Sem
fazer barulho, William pegou a dama de copas e observou. Desta vez havia algo
escrito na borda da carta ao lado do arabesco azul, às costas da dama, que
observava o rapaz com serenidade, enquanto o rosto de William transparecia a
dúvida e incredulidade. “Subway”, em pequena letra manuscrita com esferográfica
de ponta muito fina na cor preta.
—
Este psicopata está testando minha inteligência. — murmurou.
Precisava
partir dali antes que fosse visto e a polícia fosse chamada. Se tivesse que dar
explicações às autoridades desperdiçaria muito tempo e poderia colocar tudo a
perder. Abriu lentamente a porta do depósito e ouviu passos vindos da direção
da escada. Com um frio na espinha ele apoiou as costas contra a porta e
esperou. Ouviu os passos atrás de si, passando pela porta onde estava e
entrando na próxima, do outro lado do corredor. Abriu novamente e andou até a
escada. Encostado na parede observou escada abaixo. Ninguém subia e ele partiu
rápido, com passos silenciosos.
O
recepcionista continuava confortavelmente em sua poltrona, de modo que seria
fácil sua saída do prédio da prefeitura. Não fosse a urgência da operação,
William esboçaria a ideia de ficar ali por mais tempo. O ar condicionado era
refrescante e a visão que tinha de fora não era nada animadora. Passou pelo portão
ao lado da catraca, esgueirou-se pelo canto do balcão e saiu do prédio sem ser
visto. Aquela brincadeira armada pelo assassino não estava sendo legal. Já eram
duas da tarde quando ele se viu novamente no viaduto do chá. “Subway”. Dama de
copas. Mais um enigma que o fez pegar o telefone.
—
Vera, desculpe te atrapalhar mais uma vez, mas você é a pessoa mais indicada
para me ajudar. — dessa vez, William não conseguiu esconder a aflição por algo
que o perturbava.
—
Garoto, você está me deixando preocupada. Está tudo bem com a sua mãe? —
embora, assim como a mãe, William não costumasse acreditar nas previsões de
Vera, ele havia esquecido que a atividade como cartomante talvez lhe aguçasse
os sentidos.
—
Está tudo bem. Você me ajudou da última vez. Agora preciso que me fale um pouco
sobre a dama. A dama do baralho.
Vera
sabia não estava enganada. As dúvidas de William faziam parte de algo muito
sério que estava acontecendo e ela tinha convicção de que Sandra estava
envolvida. Não era comum ver William com a agitação que se encontrava naquele
momento. Tentava achar na voz do rapaz algo que esclarecesse suas ideias. Ela
não dormiria sem saber o que estava havendo.
—
William, não sei onde anda se metendo, mas é bom que me diga logo. Não gosto de
enigmas e talvez possa te ajudar melhor caso se abra comigo. — Ela ainda não
sabia que William também odiava enigmas, sobretudo aquele.
—
Você vai entender. Mas preciso primeiro que me diga o que representa a dama de
copas. — William tremia. Enquanto falava ao telefone, enxugava o suor na testa
e girava de um lado para o outro, como alguém que tivesse perdido e procurando
a pessoa com a qual iria ao encontro.
—
A dama é a carta que vem imediatamente após o valete, que você me questionou
mais cedo. Ela significa a Rainha, que está acima do empregado. A dama de copas
historicamente é ligada à Judite, uma personagem da bíblia, do livro de
Gênesis... — antes que Vera continuasse William a interrompeu.
—
Está bem, Vera. Não preciso de mais, já sei o que fazer. Obrigado.
Mal
se despediu da sua cúmplice e desligou o telefone. Aliado à explicação de Vera
com o que estava escrito na carta de baralho, William sabia o que fazer.

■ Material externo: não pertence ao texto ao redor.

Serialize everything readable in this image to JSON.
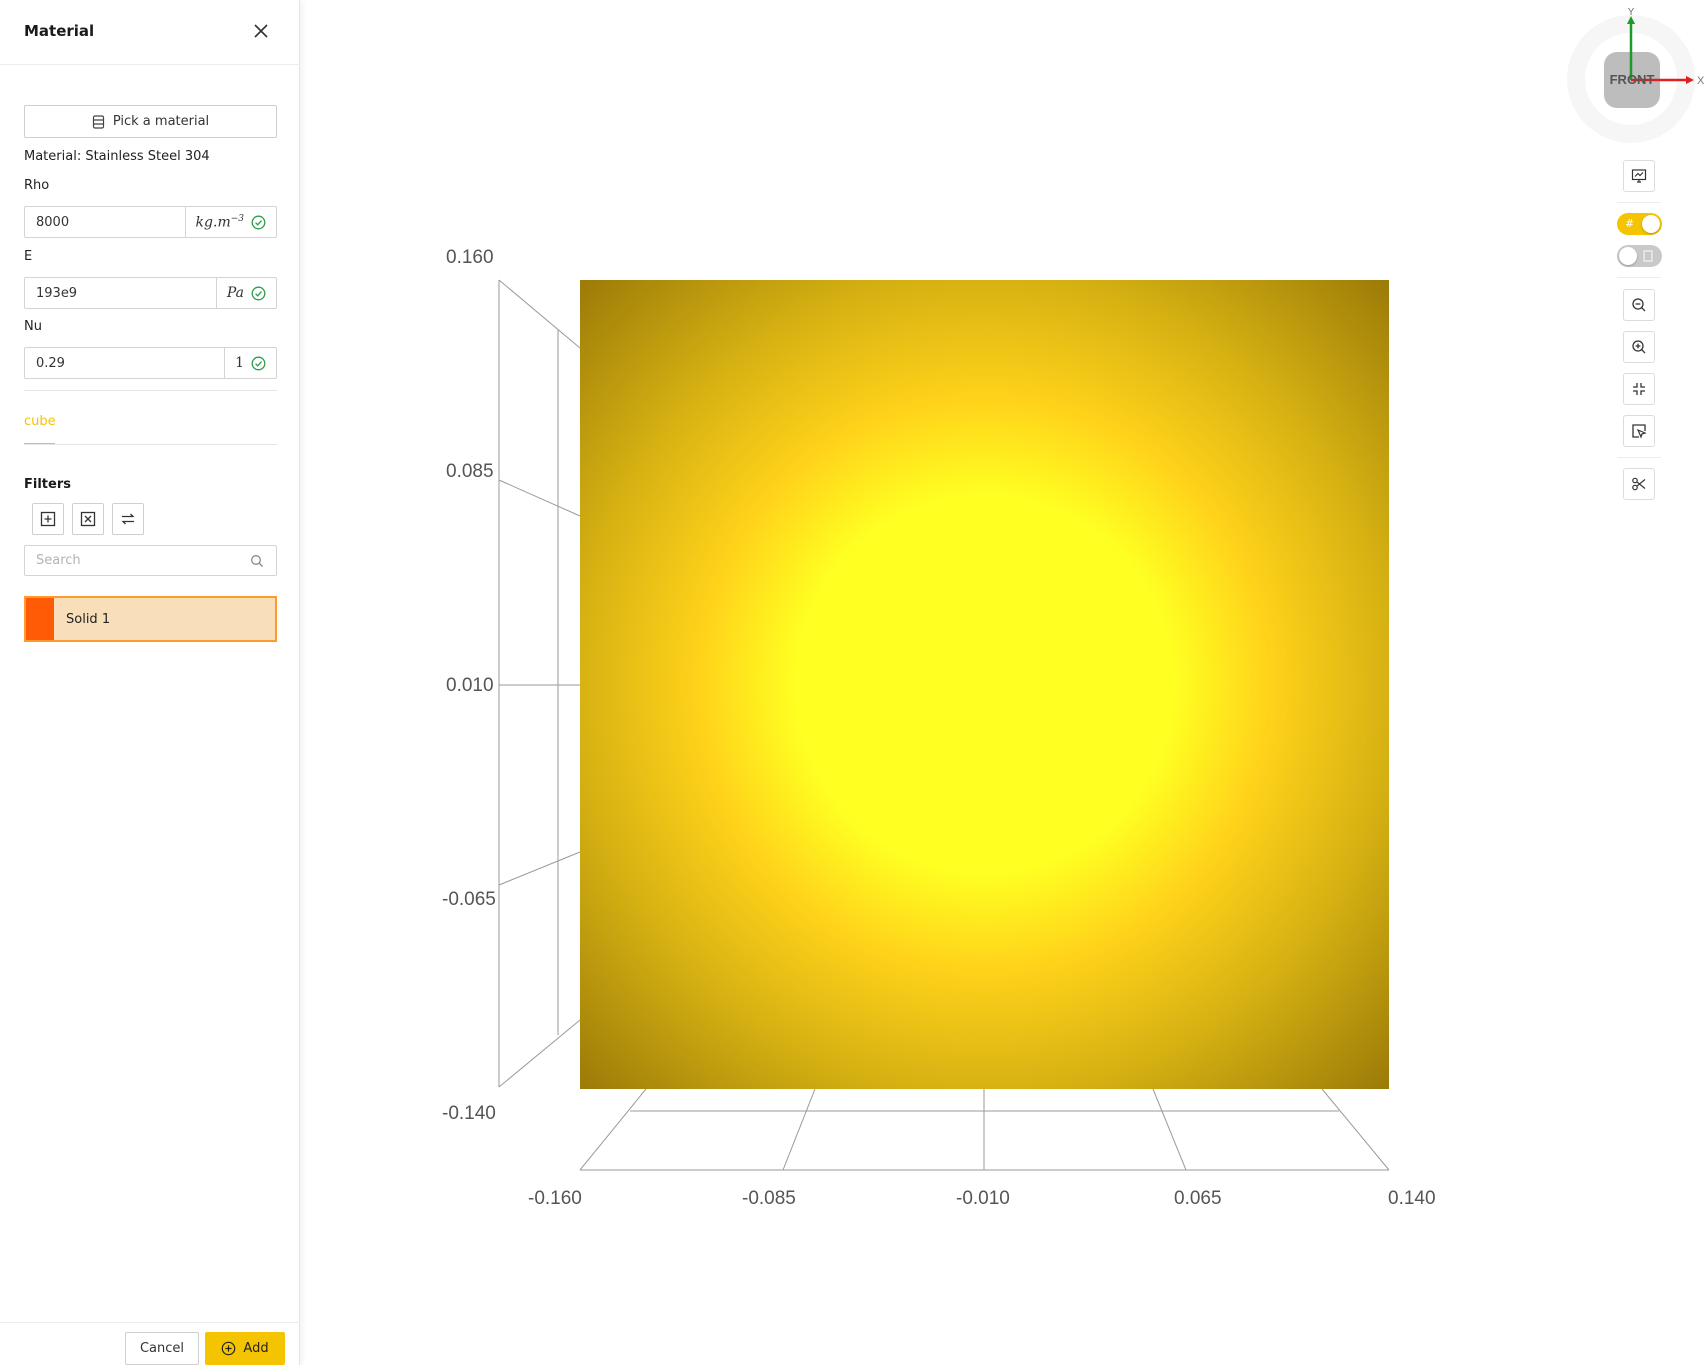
{
  "panel": {
    "title": "Material",
    "pick_button": "Pick a material",
    "material_label": "Material: Stainless Steel 304",
    "fields": [
      {
        "label": "Rho",
        "value": "8000",
        "unit": "kg.m",
        "unit_exp": "−3"
      },
      {
        "label": "E",
        "value": "193e9",
        "unit": "Pa"
      },
      {
        "label": "Nu",
        "value": "0.29",
        "unit": "1"
      }
    ],
    "tab": "cube",
    "filters_title": "Filters",
    "search_placeholder": "Search",
    "solids": [
      {
        "label": "Solid 1",
        "color": "#ff5a05"
      }
    ],
    "cancel": "Cancel",
    "add": "Add"
  },
  "viewport": {
    "y_ticks": [
      "0.160",
      "0.085",
      "0.010",
      "-0.065",
      "-0.140"
    ],
    "x_ticks": [
      "-0.160",
      "-0.085",
      "-0.010",
      "0.065",
      "0.140"
    ],
    "surface_colors": {
      "center": "#ffff22",
      "mid": "#ffd21a",
      "edge": "#9b7a08"
    },
    "nav_cube": {
      "face": "FRONT",
      "x_axis": "X",
      "y_axis": "Y"
    },
    "toolbar": {
      "grid_toggle": {
        "on": true,
        "glyph": "#"
      },
      "second_toggle": {
        "on": false
      },
      "tools": [
        "screenshot-icon",
        "zoom-out-icon",
        "zoom-in-icon",
        "fit-view-icon",
        "select-icon",
        "cut-icon"
      ]
    }
  },
  "accent_color": "#f5c400"
}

“Subway”. O recado poderia ser confundido, mas William já estava muito esperto
e concentrado para entender a pegadinha do psicopata que prendera Sara e
Sandra. William chamou um táxi e sem mais delongas pediu para que o levasse até
a catedral a Sé, que fica exatamente sobre a estação de metrô.
O
monumento que era a catedral impressionava. William passara por ali inúmeras
vezes, mas nunca reparou na riqueza daquela arquitetura e nem o que estava à
sua volta. A praça na frente da igreja, àquela hora, estava cheia. Transeuntes
circulavam com pressa e iam para todos os lados. Alguns homens com placas
anunciavam venda de ouro e idosos sentados em bancos jogavam migalhas de pães
aos pombos, que chegavam aos montes. William passava dentre as pessoas e subia
as escadarias da igreja quando foi abordado por um homem que pedia dinheiro.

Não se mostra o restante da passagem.